There are two main projects in which I will be involved during this summer internship. The first one is the B3DB which stands for Blood-Brain Barrier Data Base, where I will be working with Machine Learning Models to predict a molecule's BBB permeability. The second project in which I am also working is in the construction of molecular databases with computational data. For this project, we are assigned different "issues" of databases, where several steps need to be taken:

  • Obtain structures.
  • Visualize them to make sure they are sensible.
  • Optimize geometries.
  • Complete single-point uhf calculations using def2-SPVD, def2-TZVPD, def2-QZVPD basis sets.
  • Complete single-point ub3lyp calculations using def2-SPVD, def2-TZVPD, def2-QZVPD basis sets.
  • Complete single-point uwb97xd calculations using def2-SPVD, def2-TZVPD, def2-QZVPD basis sets.
  • Post process the calculations.
  • Transfer of assigned database to the group.

In this post I describe an example of the workflow for the construction of a molecular database.

S22 Example

Obtain Chemical Structures

Download structures, unzip and move files to a new dir:

wget http://www.begdb.org/moldown.php?id=4
unzip 'moldown.php?id=4'
mkdir BEGDB:_S22 
mv *.xyz BEGDB_S22/

Sanitize Chemical Structure

Sometimes files from internet source are not reliable in their format, for this reason it is important to sanitize the structures.

cd BEGDB_S22
database sanitize *.xyz

Generate Input File

With folder command, a new file folder will be created for every molecule, if the number command is also applied, then these folders will be appended with a four digit number starting on 0001. This is very useful when working with big datasets. The input command will generate a Gaussian input file taking as an argument a geometry file, which can have different formats such as .XYZ, .GJF or .FCHK. The input files are specific for the type of calculation that will be run. If a geometry optimization is required, use the opt command. For single point energy calculation, use the force argument. Level of theory and basis set are also specified in the command.

cd BEGDB_S22

database folder *.xyz

database input g16 force uhf sto-3g 00*/*.xyz

Chemical Structure form Input File

With an input file, it is also possible to convert it to a geometry file. The reason for this is that input files include geometry data upon which calculations are started.

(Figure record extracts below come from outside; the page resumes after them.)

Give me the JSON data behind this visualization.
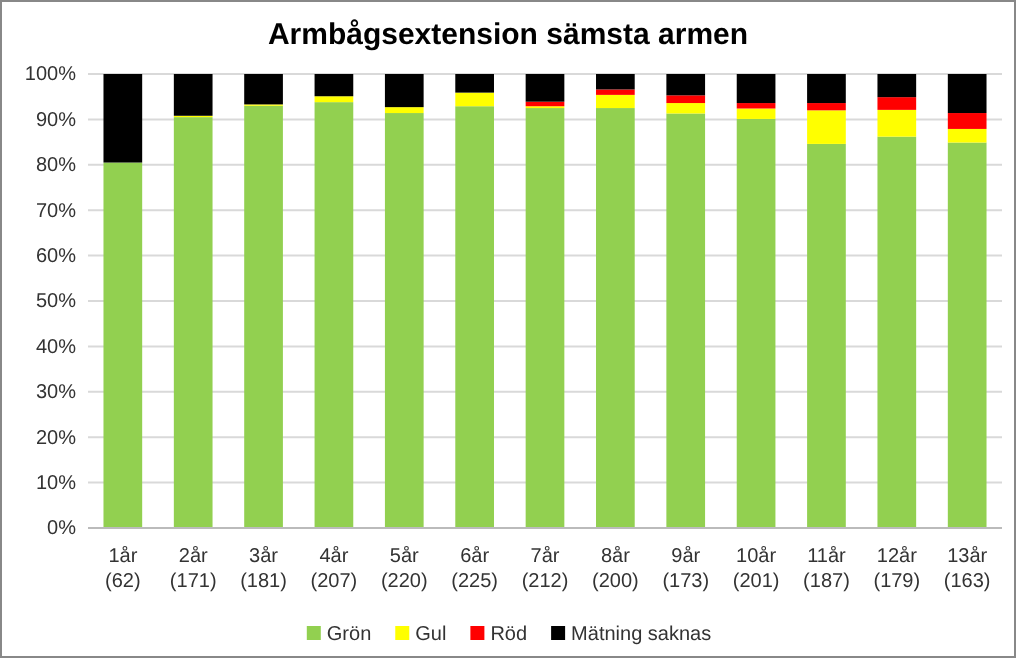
{
  "chart_data": {
    "type": "bar",
    "title": "Armbågsextension sämsta armen",
    "stacked": true,
    "categories": [
      "1år (62)",
      "2år (171)",
      "3år (181)",
      "4år (207)",
      "5år (220)",
      "6år (225)",
      "7år (212)",
      "8år (200)",
      "9år (173)",
      "10år (201)",
      "11år (187)",
      "12år (179)",
      "13år (163)"
    ],
    "series": [
      {
        "name": "Grön",
        "color": "#92d050",
        "values": [
          80.5,
          90.5,
          93,
          93.8,
          91.4,
          92.9,
          92.5,
          92.5,
          91.3,
          90.1,
          84.6,
          86.2,
          84.9
        ]
      },
      {
        "name": "Gul",
        "color": "#ffff00",
        "values": [
          0,
          0.3,
          0.3,
          1.3,
          1.3,
          3,
          0.4,
          2.9,
          2.3,
          2.3,
          7.4,
          5.9,
          3
        ]
      },
      {
        "name": "Röd",
        "color": "#ff0000",
        "values": [
          0,
          0,
          0,
          0,
          0,
          0,
          1,
          1.2,
          1.7,
          1.2,
          1.6,
          2.8,
          3.5
        ]
      },
      {
        "name": "Mätning saknas",
        "color": "#000000",
        "values": [
          19.5,
          9.2,
          6.7,
          4.9,
          7.3,
          4.1,
          6.1,
          3.4,
          4.7,
          6.4,
          6.4,
          5.1,
          8.6
        ]
      }
    ],
    "ylim": [
      0,
      100
    ],
    "yticks": [
      {
        "value": 0,
        "label": "0%"
      },
      {
        "value": 10,
        "label": "10%"
      },
      {
        "value": 20,
        "label": "20%"
      },
      {
        "value": 30,
        "label": "30%"
      },
      {
        "value": 40,
        "label": "40%"
      },
      {
        "value": 50,
        "label": "50%"
      },
      {
        "value": 60,
        "label": "60%"
      },
      {
        "value": 70,
        "label": "70%"
      },
      {
        "value": 80,
        "label": "80%"
      },
      {
        "value": 90,
        "label": "90%"
      },
      {
        "value": 100,
        "label": "100%"
      }
    ],
    "grid": "y",
    "legend": "bottom"
  }
}
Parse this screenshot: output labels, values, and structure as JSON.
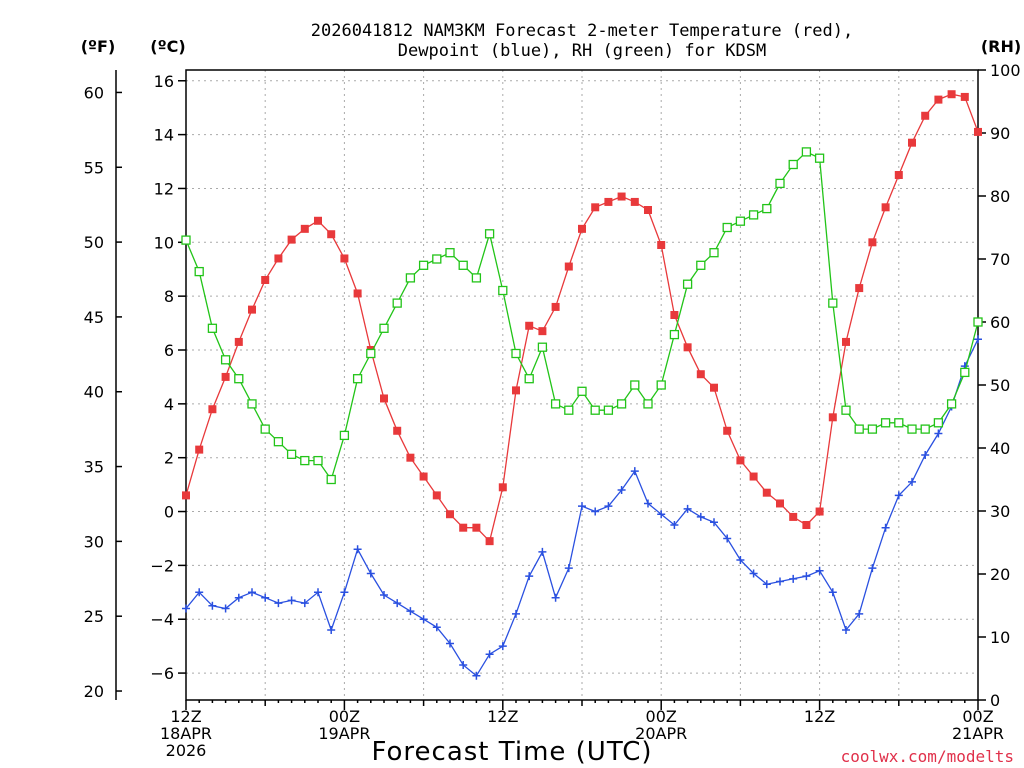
{
  "chart_data": {
    "type": "line",
    "title_line1": "2026041812 NAM3KM Forecast 2-meter Temperature (red),",
    "title_line2": "Dewpoint (blue), RH (green) for KDSM",
    "xlabel": "Forecast Time (UTC)",
    "credit": "coolwx.com/modelts",
    "units": {
      "fahrenheit": "(ºF)",
      "celsius": "(ºC)",
      "rh": "(RH)"
    },
    "left_f_axis": {
      "ylim": [
        19.4,
        61.5
      ],
      "ticks": [
        "20",
        "25",
        "30",
        "35",
        "40",
        "45",
        "50",
        "55",
        "60"
      ]
    },
    "left_c_axis": {
      "ylim": [
        -7,
        16.4
      ],
      "ticks": [
        "−6",
        "−4",
        "−2",
        "0",
        "2",
        "4",
        "6",
        "8",
        "10",
        "12",
        "14",
        "16"
      ]
    },
    "right_rh_axis": {
      "ylim": [
        0,
        100
      ],
      "ticks": [
        "0",
        "10",
        "20",
        "30",
        "40",
        "50",
        "60",
        "70",
        "80",
        "90",
        "100"
      ]
    },
    "x_range_hours": [
      0,
      60
    ],
    "x_ticks": [
      {
        "hour": 0,
        "lines": [
          "12Z",
          "18APR",
          "2026"
        ]
      },
      {
        "hour": 12,
        "lines": [
          "00Z",
          "19APR"
        ]
      },
      {
        "hour": 24,
        "lines": [
          "12Z"
        ]
      },
      {
        "hour": 36,
        "lines": [
          "00Z",
          "20APR"
        ]
      },
      {
        "hour": 48,
        "lines": [
          "12Z"
        ]
      },
      {
        "hour": 60,
        "lines": [
          "00Z",
          "21APR"
        ]
      }
    ],
    "series": [
      {
        "name": "Temperature",
        "axis": "celsius",
        "color": "#e8393b",
        "marker": "filled-square",
        "values": [
          0.6,
          2.3,
          3.8,
          5.0,
          6.3,
          7.5,
          8.6,
          9.4,
          10.1,
          10.5,
          10.8,
          10.3,
          9.4,
          8.1,
          6.0,
          4.2,
          3.0,
          2.0,
          1.3,
          0.6,
          -0.1,
          -0.6,
          -0.6,
          -1.1,
          0.9,
          4.5,
          6.9,
          6.7,
          7.6,
          9.1,
          10.5,
          11.3,
          11.5,
          11.7,
          11.5,
          11.2,
          9.9,
          7.3,
          6.1,
          5.1,
          4.6,
          3.0,
          1.9,
          1.3,
          0.7,
          0.3,
          -0.2,
          -0.5,
          0.0,
          3.5,
          6.3,
          8.3,
          10.0,
          11.3,
          12.5,
          13.7,
          14.7,
          15.3,
          15.5,
          15.4,
          14.1
        ]
      },
      {
        "name": "Dewpoint",
        "axis": "celsius",
        "color": "#2a50e0",
        "marker": "plus",
        "values": [
          -3.6,
          -3.0,
          -3.5,
          -3.6,
          -3.2,
          -3.0,
          -3.2,
          -3.4,
          -3.3,
          -3.4,
          -3.0,
          -4.4,
          -3.0,
          -1.4,
          -2.3,
          -3.1,
          -3.4,
          -3.7,
          -4.0,
          -4.3,
          -4.9,
          -5.7,
          -6.1,
          -5.3,
          -5.0,
          -3.8,
          -2.4,
          -1.5,
          -3.2,
          -2.1,
          0.2,
          0.0,
          0.2,
          0.8,
          1.5,
          0.3,
          -0.1,
          -0.5,
          0.1,
          -0.2,
          -0.4,
          -1.0,
          -1.8,
          -2.3,
          -2.7,
          -2.6,
          -2.5,
          -2.4,
          -2.2,
          -3.0,
          -4.4,
          -3.8,
          -2.1,
          -0.6,
          0.6,
          1.1,
          2.1,
          2.9,
          3.9,
          5.4,
          6.4
        ]
      },
      {
        "name": "Relative Humidity",
        "axis": "rh",
        "color": "#22c418",
        "marker": "open-square",
        "values": [
          73,
          68,
          59,
          54,
          51,
          47,
          43,
          41,
          39,
          38,
          38,
          35,
          42,
          51,
          55,
          59,
          63,
          67,
          69,
          70,
          71,
          69,
          67,
          74,
          65,
          55,
          51,
          56,
          47,
          46,
          49,
          46,
          46,
          47,
          50,
          47,
          50,
          58,
          66,
          69,
          71,
          75,
          76,
          77,
          78,
          82,
          85,
          87,
          86,
          63,
          46,
          43,
          43,
          44,
          44,
          43,
          43,
          44,
          47,
          52,
          60
        ]
      }
    ]
  }
}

database convert xyz 00*/*.gif

Run QChem Calculation

Once the input files are ready, they need to be scheduled to a computation cluster such as Compute Canada and for this a job scheduler is needed. The scheduler of Graham operates under the SLURM protocol. In order to run the calculations, the job scripts need to be created from the input files and then these job files need to be submitted to the scheduler.

cd BEGDB_S22
database slurm g16 00-01:00 rrg-ayers-ab 00*/00*_force_uhf_sto3g/*.com
database submit 00*/00*_force_uhf_sto3g/*.sh

Check Quantum Chemistry Calculations

Once calculations are done, use the check command to analyze if calculations were performed successfully. Depending on the type of calculation that was run, several flags can be used to avoid false error messages.

cd BEGDB_S22
database check g16 00*/00*_force_uhf_sto3g/*.log

Group 16 Example

Create JSON file from "CID:NAME:CHARGE:MULTIPLICITY"

mkdir group_16

cd group_16

database json 139605:SF2:0:1 24555:SF4 17358:SF6 24548:SOF2 -o group_16.json
# check the content of JSON file
cat group_16.json

database download group_16.json

# check downloaded input files (use space-bar to go through the inputs & use q key to exit)
cat *.gjf | less

database convert xyz 00*/*.gif

Other notes:

Add changes to Database instructions as they are somewhat difficult to follow along:

  1. Errors in scripts -> "Obtaining Geometry" section shows the command to create geometry files from .GJF files without creating them first.
  2. Propose new structure more amicable: instead of having multiple examples per command or stage of Q-chem calculation workflow, make an entire workflow with each example dataset. Notebook structure might be very suitable for this purpose.

Question:

  • Database slurm doesn't has a parameter for memory. How is this calculated?
  • From which user should I submit my calculations? rrg-ayers-ab or def-ayers? Answer: rrg-ayers-ab. For long calculations it's def-ayers.
  • Within virtual environment. How to change file extension to show only last folder? Answer: change w parameter in P1 to W, which will only show the reduced version of pwd.
  • After geometry optimization, why are nasty_anions generated with .JSON file with charge and multiplicity if previous input files already had them? Answer: it is to read correctly charge and multiplicity of the molecule.